Take a few bamboo skewers, some blue-tac, some ball-bearings and some rare-earth magnets: Put them together and shoot a ball bearing across the room.
The hardest part of this process was getting hold of ball-bearings. It turns out that hardware shops no longer sell them. You can buy made-up bearings, but not the balls. Ebay provided 40 ball-bearings for the princely sum of $4.50 including postage from China. The magnets also came through Ebay, although they were from a shop in Queensland.
It turns out that larger balls would work better than the 8mm ones I bought, but we managed anyway. The practical problem we discovered is that the magnets hold the ball in the center of their flat surface (if you look carefully you can see that on the right of the picture). With a 10mm-diameter magnet and an 8mm ball that means the ball sits off the improvised track and so did not always follow the desired path. Adding more balls to the stack after the magnet saw the third ball in line sitting neatly on the track though. But lesson for those who might come after – try to match magnet and ball diameter.
I’m now wondering if it’s viable to 3D-print a more effective track. I’m also wondering if we could do this in a circle or, even better, hanging like a Newtons Cradle but from a center-point (and, no, I’m not envisaging perpetual motion, just a couple of rotations). Anyway, for the moment this is an excellent and simple demonstration of momentum and magnetism in action.
Even our small test-rig really accelerates the balls. We were starting the first ball with the tiniest push so it was hardly moving; the ball coming out of the third stage was flying along. The slowest-motion video we could manage (reduced down to 4-frames-per-second) still shows the moving balls hitting our second and third stages as a blur. Exciting science.

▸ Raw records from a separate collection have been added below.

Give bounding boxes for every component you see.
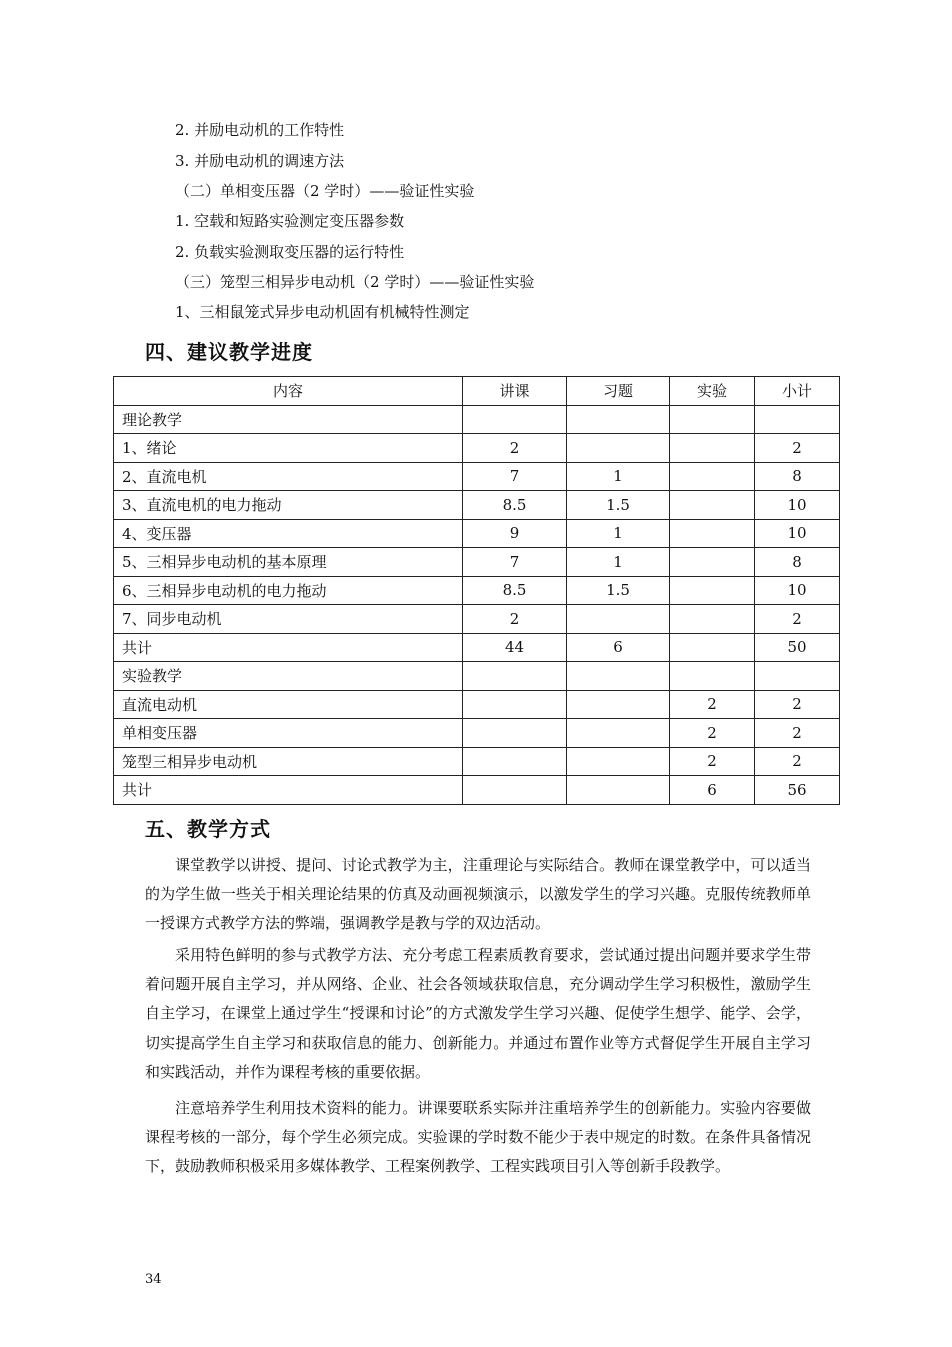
value-cell: 1.5 xyxy=(567,576,670,605)
value-cell xyxy=(567,690,670,719)
row-label-cell: 共计 xyxy=(114,633,463,662)
section-heading: 五、教学方式 xyxy=(145,817,271,841)
value-cell xyxy=(463,719,567,748)
value-cell xyxy=(670,576,755,605)
value-cell: 2 xyxy=(755,719,840,748)
row-label-cell: 6、三相异步电动机的电力拖动 xyxy=(114,576,463,605)
value-cell: 2 xyxy=(755,747,840,776)
text-line: （二）单相变压器（2 学时）——验证性实验 xyxy=(175,182,475,200)
value-cell: 56 xyxy=(755,776,840,805)
value-cell: 2 xyxy=(670,747,755,776)
value-cell: 10 xyxy=(755,519,840,548)
value-cell: 8 xyxy=(755,462,840,491)
table-row xyxy=(114,434,840,463)
row-label-cell: 直流电动机 xyxy=(114,690,463,719)
value-cell: 44 xyxy=(463,633,567,662)
column-header: 习题 xyxy=(567,377,670,406)
value-cell: 6 xyxy=(567,633,670,662)
text-line: 1、三相鼠笼式异步电动机固有机械特性测定 xyxy=(175,303,470,321)
value-cell: 6 xyxy=(670,776,755,805)
table-body xyxy=(114,405,840,804)
row-label-cell: 笼型三相异步电动机 xyxy=(114,747,463,776)
value-cell: 1 xyxy=(567,462,670,491)
value-cell: 7 xyxy=(463,462,567,491)
text-line: （三）笼型三相异步电动机（2 学时）——验证性实验 xyxy=(175,273,535,291)
value-cell: 7 xyxy=(463,548,567,577)
page-number: 34 xyxy=(145,1272,162,1287)
schedule-table xyxy=(113,376,840,805)
value-cell xyxy=(755,662,840,691)
value-cell xyxy=(567,605,670,634)
column-header: 内容 xyxy=(114,377,463,406)
table-row xyxy=(114,405,840,434)
value-cell xyxy=(463,405,567,434)
value-cell: 2 xyxy=(670,690,755,719)
row-label-cell: 7、同步电动机 xyxy=(114,605,463,634)
value-cell xyxy=(755,405,840,434)
row-label-cell: 4、变压器 xyxy=(114,519,463,548)
table-row xyxy=(114,633,840,662)
value-cell xyxy=(670,519,755,548)
row-label-cell: 理论教学 xyxy=(114,405,463,434)
value-cell: 1 xyxy=(567,548,670,577)
row-label-cell: 5、三相异步电动机的基本原理 xyxy=(114,548,463,577)
table-row xyxy=(114,462,840,491)
table-row xyxy=(114,519,840,548)
value-cell: 10 xyxy=(755,576,840,605)
table-row xyxy=(114,662,840,691)
value-cell xyxy=(670,548,755,577)
value-cell: 2 xyxy=(670,719,755,748)
table-row xyxy=(114,719,840,748)
value-cell xyxy=(567,776,670,805)
text-line: 2. 并励电动机的工作特性 xyxy=(175,121,345,139)
column-header: 讲课 xyxy=(463,377,567,406)
table-row xyxy=(114,605,840,634)
value-cell xyxy=(567,405,670,434)
table-row xyxy=(114,747,840,776)
value-cell: 50 xyxy=(755,633,840,662)
value-cell: 2 xyxy=(755,605,840,634)
value-cell xyxy=(670,462,755,491)
text-line: 3. 并励电动机的调速方法 xyxy=(175,152,345,170)
section-heading: 四、建议教学进度 xyxy=(145,340,313,364)
row-label-cell: 2、直流电机 xyxy=(114,462,463,491)
value-cell: 2 xyxy=(755,690,840,719)
column-header: 小计 xyxy=(755,377,840,406)
value-cell: 9 xyxy=(463,519,567,548)
row-label-cell: 3、直流电机的电力拖动 xyxy=(114,491,463,520)
row-label-cell: 1、绪论 xyxy=(114,434,463,463)
table-row xyxy=(114,690,840,719)
value-cell xyxy=(670,405,755,434)
text-line: 2. 负载实验测取变压器的运行特性 xyxy=(175,243,405,261)
value-cell xyxy=(463,690,567,719)
value-cell: 8.5 xyxy=(463,576,567,605)
value-cell xyxy=(567,662,670,691)
value-cell: 1.5 xyxy=(567,491,670,520)
paragraph: 课堂教学以讲授、提问、讨论式教学为主，注重理论与实际结合。教师在课堂教学中，可以适当的为学生做一些关于相关理论结果的仿真及动画视频演示，以激发学生的学习兴趣。克服传统教师单一授课方式教学方法的弊端，强调教学是教与学的双边活动。 xyxy=(145,856,811,933)
column-header: 实验 xyxy=(670,377,755,406)
value-cell xyxy=(670,491,755,520)
value-cell: 2 xyxy=(463,434,567,463)
value-cell: 2 xyxy=(755,434,840,463)
text-line: 1. 空载和短路实验测定变压器参数 xyxy=(175,212,405,230)
value-cell: 8.5 xyxy=(463,491,567,520)
value-cell xyxy=(670,633,755,662)
table-header-row xyxy=(114,377,840,406)
value-cell: 10 xyxy=(755,491,840,520)
table-row xyxy=(114,576,840,605)
value-cell xyxy=(463,662,567,691)
paragraph: 采用特色鲜明的参与式教学方法、充分考虑工程素质教育要求，尝试通过提出问题并要求学生带着问题开展自主学习，并从网络、企业、社会各领域获取信息，充分调动学生学习积极性，激励学生自主学习，在课堂上通过学生“授课和讨论”的方式激发学生学习兴趣、促使学生想学、能学、会学，切实提高学生自主学习和获取信息的能力、创新能力。并通过布置作业等方式督促学生开展自主学习和实践活动，并作为课程考核的重要依据。 xyxy=(145,946,811,1081)
value-cell: 8 xyxy=(755,548,840,577)
value-cell xyxy=(567,747,670,776)
value-cell xyxy=(463,776,567,805)
table-row xyxy=(114,776,840,805)
table-row xyxy=(114,491,840,520)
value-cell xyxy=(567,719,670,748)
value-cell: 1 xyxy=(567,519,670,548)
table-row xyxy=(114,548,840,577)
row-label-cell: 单相变压器 xyxy=(114,719,463,748)
row-label-cell: 共计 xyxy=(114,776,463,805)
value-cell xyxy=(463,747,567,776)
row-label-cell: 实验教学 xyxy=(114,662,463,691)
value-cell xyxy=(567,434,670,463)
value-cell: 2 xyxy=(463,605,567,634)
paragraph: 注意培养学生利用技术资料的能力。讲课要联系实际并注重培养学生的创新能力。实验内容要做课程考核的一部分，每个学生必须完成。实验课的学时数不能少于表中规定的时数。在条件具备情况下，鼓励教师积极采用多媒体教学、工程案例教学、工程实践项目引入等创新手段教学。 xyxy=(145,1099,811,1176)
value-cell xyxy=(670,605,755,634)
value-cell xyxy=(670,434,755,463)
value-cell xyxy=(670,662,755,691)
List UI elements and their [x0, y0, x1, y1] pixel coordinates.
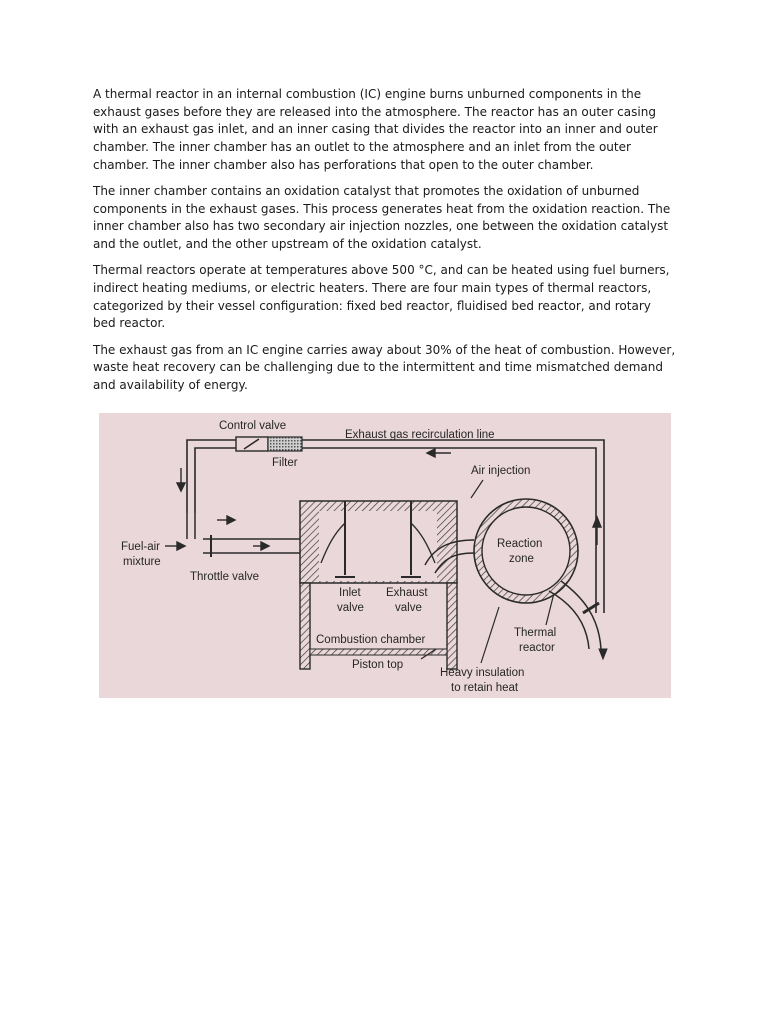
label-reactor: reactor [519, 642, 555, 654]
label-mixture: mixture [123, 556, 161, 568]
label-combustion-chamber: Combustion chamber [316, 634, 426, 646]
label-throttle-valve: Throttle valve [190, 571, 260, 583]
label-retain-heat: to retain heat [451, 682, 519, 694]
piston-top [310, 649, 447, 655]
label-filter: Filter [272, 457, 298, 469]
paragraph-2: The inner chamber contains an oxidation catalyst that promotes the oxidation of unburned components in the exhaust gases. This process generates heat from the oxidation reaction. The inner chamber also has two secondary air injection nozzles, one between the oxidation catalyst and the outlet, and the other upstream of the oxidation catalyst. [93, 184, 671, 252]
document-body [93, 86, 677, 403]
label-exhaust: Exhaust [386, 587, 428, 599]
filter [268, 437, 302, 451]
diagram-svg [99, 413, 671, 698]
paragraph-4: The exhaust gas from an IC engine carries away about 30% of the heat of combustion. However, waste heat recovery can be challenging due to the intermittent and time mismatched demand and availability of energy. [93, 342, 676, 393]
label-fuel-air: Fuel-air [121, 541, 160, 553]
head-cavity [319, 511, 437, 581]
label-air-injection: Air injection [471, 465, 531, 477]
paragraph-3: Thermal reactors operate at temperatures above 500 °C, and can be heated using fuel burners, indirect heating mediums, or electric heaters. There are four main types of thermal reactors, categorized by their vessel configuration: fixed bed reactor, fluidised bed reactor, and rotary bed reactor. [93, 263, 670, 331]
label-inlet-valve: valve [337, 602, 364, 614]
reaction-zone [482, 507, 570, 595]
thermal-reactor-diagram [99, 413, 671, 698]
label-control-valve: Control valve [219, 420, 287, 432]
paragraph-1: A thermal reactor in an internal combustion (IC) engine burns unburned components in the exhaust gases before they are released into the atmosphere. The reactor has an outer casing with an exhaust gas inlet, and an inner casing that divides the reactor into an inner and outer chamber. The inner chamber has an outlet to the atmosphere and an inlet from the outer chamber. The inner chamber also has perforations that open to the outer chamber. [93, 87, 658, 172]
label-reaction: Reaction [497, 538, 543, 550]
label-heavy-insulation: Heavy insulation [440, 667, 525, 679]
label-egr-line: Exhaust gas recirculation line [345, 429, 495, 441]
label-piston-top: Piston top [352, 659, 404, 671]
cylinder-wall-right [447, 583, 457, 669]
label-zone: zone [509, 553, 534, 565]
cylinder-wall-left [300, 583, 310, 669]
label-inlet: Inlet [339, 587, 361, 599]
label-exhaust-valve: valve [395, 602, 422, 614]
label-thermal: Thermal [514, 627, 557, 639]
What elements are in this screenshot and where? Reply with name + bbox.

We got the idea from a nice CSIRO video that largely explains the science. My understanding is that you need to set this up so your inputs into each stage exceed the force holding the next balls in place by enough to create acceleration. So the input ball has two forces working on it: momentum from the push and the pull of the magnets. As it hits the stage, being pulled in by the magnets, the force is transferred through the magnets and the stack of ball-bearings (thank you Mr Newton). The final ball bearing has nowhere to transfer the force but into motion and is also least attracted by the magnet as it’s furthest away. It shoots off only to be captured by the next stage and the process repeats itself.